よく落語のマクラで「郭噺が通じない時代になりまして・・・」という風なことが話されるけれど、そういう背景的な言葉だけではなく、もっとディテール的な部分での言葉使いのリアリティが伝わらなくなっているだろうし、もっといえば、たとえば圓朝の『牡丹灯籠』の通底に流れる《因果はめぐる糸車》のような共通の価値観そのものが共有できないのだから、もう如何ともしがたい状況だとは思う。

でも、だからといって歌舞伎でワンピースやナウシカをやるのも、私には「なんだかなぁ~」と思えてしまう。

もちろん、落語も興行だし、商売だし、落語家という人たちもおまんまを食っていかなければいけないのだから、「そのまま廃れてもよし」なんていうのは他人事だから言えることで、当事者にしてみれば「いやいやいや」ということになるだろう。

1000人の落語家が年収1千万円であるためには。。。(10^3)×(10^3)×(10^4)だから、10^10だから100億円かぁ。手取り30%とすれば、約300億円の年感売上げ。うん、確かにちょっと辛いかも。

ChatGPTくんに類推してもらった。

落語の市場規模を正確に把握する公式な統計データは公開されていないため、推定になりますが、以下の要素を考慮して概算してみます。

寄席(定席)の収入:
・東京の主な寄席: 鈴本演芸場、新宿末廣亭、浅草演芸ホール、池袋演芸場の4つが有名です。
・公演日数: 各寄席は年間を通じてほぼ毎日公演を行っており、年間約300日と仮定します
・収容人数: 各寄席の収容人数は約200〜300人。平均して250人とします。
・チケット価格: 一般的に2,500円〜3,500円。平均して3,000円と仮定。
寄席の年間収入を計算すると:
4(寄席)×300(日)×250(人)×3,000(円)=約9億円

独演会や地方公演の収入:
・公演数: 有名な落語家による独演会や地方公演が年間多数開催されます。仮に年間1,000公演とします。
・平均観客数: 500人と仮定。
・チケット価格: 平均4,000円と仮定。
独演会・地方公演の収入は:
1,000(公演)×500(人)×4,000(円)=約20億円

メディア出演や関連商品:
・テレビ・ラジオ出演料: 落語家のメディア出演による収入を年間数億円と推定。
・CD・DVD・書籍の売上: これも年間数億円規模と仮定。

企業イベントや講演:
・出演料: 落語家が企業のイベントや講演に出演するケースも多く、これらの収入を年間--数億円と推定。

総合的な市場規模の概算:
・寄席の収入: 約9億円
・独演会・地方公演の収入: 約20億円
・メディア・関連商品の収入: 約5億円
・企業イベント等の収入: 約3億円

合計: 約37億円
したがって、落語の市場規模は年間約30億〜40億円程度と推定されます。

ChatGPTくんの類推が正しいかどうかはわからない。だけど、300億と30億だと10倍ほどの開きがある。他人事ながら「なんか大変そう」と思える。

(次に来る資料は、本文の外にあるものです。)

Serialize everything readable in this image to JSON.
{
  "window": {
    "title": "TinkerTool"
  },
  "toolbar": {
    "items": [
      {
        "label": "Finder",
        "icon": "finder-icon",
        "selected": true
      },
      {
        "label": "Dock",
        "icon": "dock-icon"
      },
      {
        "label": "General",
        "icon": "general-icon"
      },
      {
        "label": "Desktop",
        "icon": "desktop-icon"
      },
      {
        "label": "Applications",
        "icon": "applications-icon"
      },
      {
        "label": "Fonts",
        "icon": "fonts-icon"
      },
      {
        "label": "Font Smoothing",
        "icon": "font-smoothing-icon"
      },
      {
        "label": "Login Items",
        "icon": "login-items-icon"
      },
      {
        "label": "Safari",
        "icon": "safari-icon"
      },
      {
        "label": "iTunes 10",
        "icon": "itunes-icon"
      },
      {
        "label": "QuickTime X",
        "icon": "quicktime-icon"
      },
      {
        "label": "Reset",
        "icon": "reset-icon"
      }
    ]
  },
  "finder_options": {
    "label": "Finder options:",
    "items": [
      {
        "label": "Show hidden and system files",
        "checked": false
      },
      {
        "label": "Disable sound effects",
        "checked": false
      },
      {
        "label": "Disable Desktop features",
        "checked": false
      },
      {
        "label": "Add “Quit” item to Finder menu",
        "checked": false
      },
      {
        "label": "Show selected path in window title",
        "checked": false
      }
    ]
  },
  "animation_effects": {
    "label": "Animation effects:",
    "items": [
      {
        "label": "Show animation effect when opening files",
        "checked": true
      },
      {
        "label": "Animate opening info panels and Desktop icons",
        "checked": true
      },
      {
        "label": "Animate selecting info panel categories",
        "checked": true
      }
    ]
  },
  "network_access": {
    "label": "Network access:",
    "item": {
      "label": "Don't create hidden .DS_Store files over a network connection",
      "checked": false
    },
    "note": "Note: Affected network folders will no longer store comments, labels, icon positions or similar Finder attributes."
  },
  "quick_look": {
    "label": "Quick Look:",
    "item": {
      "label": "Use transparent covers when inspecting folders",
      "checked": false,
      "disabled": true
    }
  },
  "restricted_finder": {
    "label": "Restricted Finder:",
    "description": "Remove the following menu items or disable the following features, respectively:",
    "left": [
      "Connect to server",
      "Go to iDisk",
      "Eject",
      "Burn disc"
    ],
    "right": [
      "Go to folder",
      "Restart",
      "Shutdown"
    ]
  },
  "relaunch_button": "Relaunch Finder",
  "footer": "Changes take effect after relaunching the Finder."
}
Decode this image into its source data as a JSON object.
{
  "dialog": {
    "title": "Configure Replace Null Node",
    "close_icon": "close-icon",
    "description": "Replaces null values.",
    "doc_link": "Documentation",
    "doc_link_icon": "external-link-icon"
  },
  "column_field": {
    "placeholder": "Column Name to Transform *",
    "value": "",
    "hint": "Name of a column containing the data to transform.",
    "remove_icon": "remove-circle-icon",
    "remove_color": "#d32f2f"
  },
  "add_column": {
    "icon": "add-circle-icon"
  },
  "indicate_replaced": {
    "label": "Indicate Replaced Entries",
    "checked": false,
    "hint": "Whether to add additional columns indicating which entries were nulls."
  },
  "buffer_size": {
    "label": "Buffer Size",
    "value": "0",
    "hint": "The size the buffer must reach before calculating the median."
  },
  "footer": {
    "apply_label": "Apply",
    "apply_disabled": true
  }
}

でも、日本には人が1億人もいるんだから、一人あたり年間300円の木戸銭で300億には届くわけで、一方で人は競争原理もないと頑張らないから、ここはひとつ成果連動型の成果連動型民間委託契約方式 - (PFS:Pay For Success)を採用して・・・

無責任な妄想は続く。そういう無責任な感じで、言葉が通じようが通じまいが、適当に落語やってほしいなと、すごく無責任に思う。ごめんなさい。